I belong to a spiritual tradition for which doctrine is the servant of the Church, and not man the servant of doctrine. Doctrine does not save. Christ does. Christ was spat on, whipped, crowned with thorns, and nailed to a cross. He suffered all of that to bring us to reconcile us with God. Right now, and this is something that grates on me perhaps even more than lack of access to communion, the Church also prevents access to confession. The two most healing and nourishing sacraments are denied. IMHO, “spiritual communion” is an empty shell in comparison.

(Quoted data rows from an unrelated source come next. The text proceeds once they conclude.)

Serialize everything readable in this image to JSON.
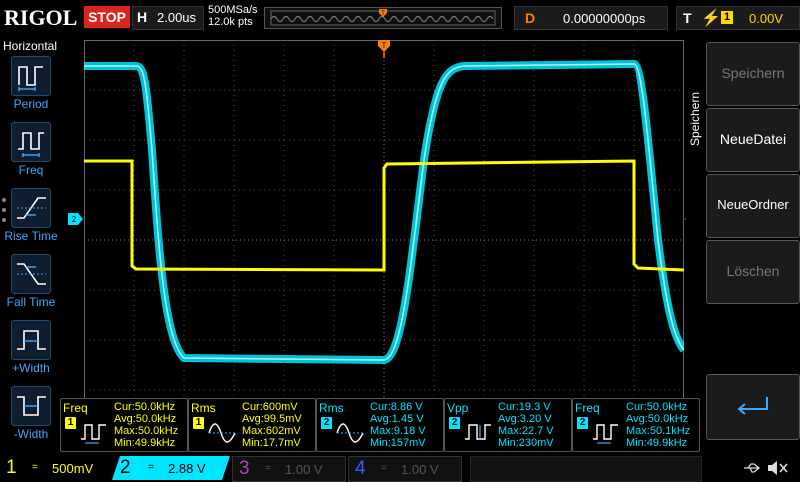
{
  "brand": "RIGOL",
  "run_state": "STOP",
  "timebase": {
    "letter": "H",
    "value": "2.00us"
  },
  "sample": {
    "rate": "500MSa/s",
    "points": "12.0k pts"
  },
  "delay": {
    "letter": "D",
    "value": "0.00000000ps"
  },
  "trigger": {
    "letter": "T",
    "source": "1",
    "level": "0.00V"
  },
  "left_menu": {
    "title": "Horizontal",
    "items": [
      {
        "label": "Period"
      },
      {
        "label": "Freq"
      },
      {
        "label": "Rise Time"
      },
      {
        "label": "Fall Time"
      },
      {
        "label": "+Width"
      },
      {
        "label": "-Width"
      }
    ]
  },
  "right_menu": {
    "title": "Speichern",
    "buttons": [
      {
        "label": "Speichern",
        "enabled": false
      },
      {
        "label": "NeueDatei",
        "enabled": true
      },
      {
        "label": "NeueOrdner",
        "enabled": true
      },
      {
        "label": "Löschen",
        "enabled": false
      }
    ]
  },
  "markers": {
    "ch2_level": "2",
    "trig_level": "T",
    "trig_pos": "T"
  },
  "measurements": [
    {
      "name": "Freq",
      "ch": "1",
      "color": "#ffff00",
      "cur": "Cur:50.0kHz",
      "avg": "Avg:50.0kHz",
      "max": "Max:50.0kHz",
      "min": "Min:49.9kHz"
    },
    {
      "name": "Rms",
      "ch": "1",
      "color": "#ffff00",
      "cur": "Cur:600mV",
      "avg": "Avg:99.5mV",
      "max": "Max:602mV",
      "min": "Min:17.7mV"
    },
    {
      "name": "Rms",
      "ch": "2",
      "color": "#00e5ff",
      "cur": "Cur:8.86 V",
      "avg": "Avg:1.45 V",
      "max": "Max:9.18 V",
      "min": "Min:157mV"
    },
    {
      "name": "Vpp",
      "ch": "2",
      "color": "#00e5ff",
      "cur": "Cur:19.3 V",
      "avg": "Avg:3.20 V",
      "max": "Max:22.7 V",
      "min": "Min:230mV"
    },
    {
      "name": "Freq",
      "ch": "2",
      "color": "#00e5ff",
      "cur": "Cur:50.0kHz",
      "avg": "Avg:50.0kHz",
      "max": "Max:50.1kHz",
      "min": "Min:49.9kHz"
    }
  ],
  "channels": [
    {
      "num": "1",
      "coupling": "=",
      "scale": "500mV",
      "color": "#ffff00",
      "active": true
    },
    {
      "num": "2",
      "coupling": "=",
      "scale": "2.88 V",
      "color": "#00e5ff",
      "active": true
    },
    {
      "num": "3",
      "coupling": "=",
      "scale": "1.00 V",
      "color": "#b040b0",
      "active": false
    },
    {
      "num": "4",
      "coupling": "=",
      "scale": "1.00 V",
      "color": "#3060ff",
      "active": false
    }
  ],
  "colors": {
    "ch1": "#ffff00",
    "ch2": "#00e5ff",
    "trigger": "#ff7f00",
    "menu_text": "#3ea7ff"
  },
  "icons": {
    "usb": "usb-icon",
    "speaker": "speaker-muted-icon",
    "enter": "enter-arrow-icon"
  }
}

Is the path through easier annulments? I am of mixed feelings on this. I think I prefer a case-by-case analysis of a person’s degree of culpability as suggests Card. Tagle, rather than easier annulments. We run the very real risk with too easy annulments, of making a real mockery of the notion of indissoluble marriages, a sort of “Catholic divorce” in all but name. I think personally it might be much more healing to acknowledge sometimes we make mistakes, sometimes these mistakes cannot be undone, and let’s live as holy a life as is possible under the circumstances with God’s grace (recognizing that this may be different for different situations), and ultimately let God be our judge.
We can of course continue to support the status quo, and pray that when it is our turn to face judgement, God isn’t too hard on us for having failed to show mercy and compassion.